1. Field of the Invention
The present invention relates to a wheel bearing assembly for use in automotive vehicles and freight cars, which has an improved strength.
2. Description of the Related Art
In some of the wheel support bearing assemblies of the second and third generation types, in which an inner member is used on a rotatable side and an outer member is used on a stationary side, a vehicle fitting flange, through which the wheel support bearing assembly is secured to an automotive vehicle, has hitherto been provided on an outer periphery of the outer member. Because of the provision of the vehicle fitting flange, the required strength has been secured by the use of a medium carbon steel (C=0.5 to 0.8 wt %) such as, for example, S53C as material for the outer member in terms of the processability during the hot forging. Although the rolling surface in the outer member is partially hardened by means of the induction heating treatment in order for it to have a required hardness as a rolling area of the bearing assembly, other portions than the rolling area are left untreated thermally and they are used as forged or non-hardened.
Also, even the inner member (hub, hub ring) of the wheel support bearing assembly, which serves as a rotatable member, and the outer member in some of the wheel support bearing assemblies of the second generation type, in which the outer member is used as a rotatable member, are made of a medium carbon steel in a manner similar to that described above, and the rolling surface is partially hardened by means of the induction heating treatment whereas the other portions than the rolling area are left untreated thermally and they are used as forged.
Demands for reduction in weight of the wheel support bearing assembly in the course of reduction in weight of the automotive vehicle are now increasing, and even the wheel support bearing assembly, which has been reduced in weight and size, is required to have a functionality similar to that afforded by the conventional bearing assembly. For example, to meet with the demands for reduction in weight (in volume), it is quite often that the vehicle fitting flange integral or rigid with the outer member serving as the stationary member is downsized and/or thin walled.

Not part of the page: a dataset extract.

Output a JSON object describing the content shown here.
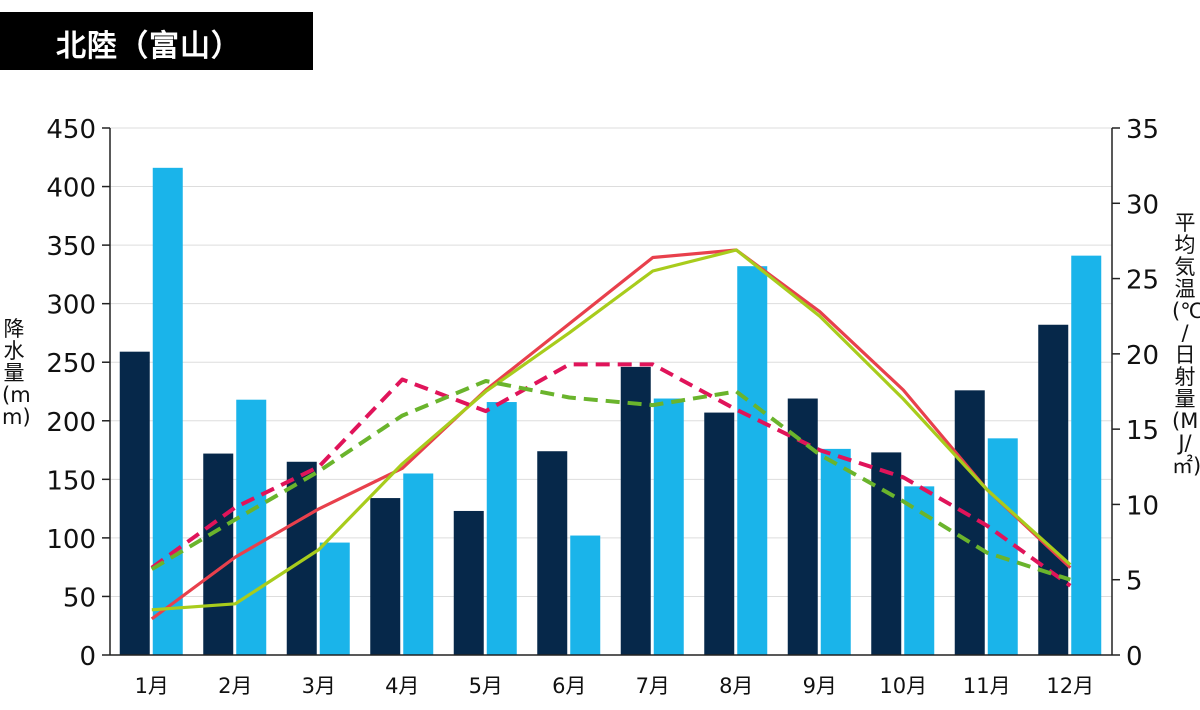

It has, however, been found that if the vehicle fitting flange integral or rigid with the outer member is downsized and/or thin walled, stresses generated in various parts of the wheel support bearing assembly during the cornering of the automotive vehicle tend to become high and, therefore, the strength properties against repeated loading is required. To satisfy the strength properties, it has been well known in the art to thermally refining the outer member by means of quenching and tempering to thereby increase the tensile strength and the fatigue strength. Also, even in the case of the rotatable member (hub ring, or the outer member of an outer ring rotating model of the wheel support bearing assembly of the second generation type), the rotatable member in its entirety is thermally refined to increase the fatigue strength of a prominently stressed site during the cornering of the automotive vehicle. (See, for example, the Patent Documents 1 and 2 listed below.)    [Patent Document 1] JP Laid-open Patent Publication No. 2005-003061    [Patent Document 2] JP Laid-open Patent Publication No. 2007-211987
The thermal refinement by way of quenching and tempering is considered the best technique to increase the mechanical characteristics such as, for example, toughness and fatigue strength if the member is transformed completely into the martensite structure during the quenching and then into the sorbite (micro-pearlite) structure by means of tempering.
However, in the face of limitations in shape and size of the member to be thermally refined, it has been found that an attempt to quench it in water, which results in a quick cooling, to transform completely into the martensite structure tends to result in quench cracking and/or quench deformation.
Also, when the member is transformed completely into the martensite structure in not only a surface region thereof, but deep into the core region thereof, the residual stress in circumferential and axial directions of the member surface gives rise to the tensile stress, which in turn becomes a high tensile stress when combined with a stress generated by the loading of a load. As a result, the member becomes susceptible to cracking, which is apt to propagate.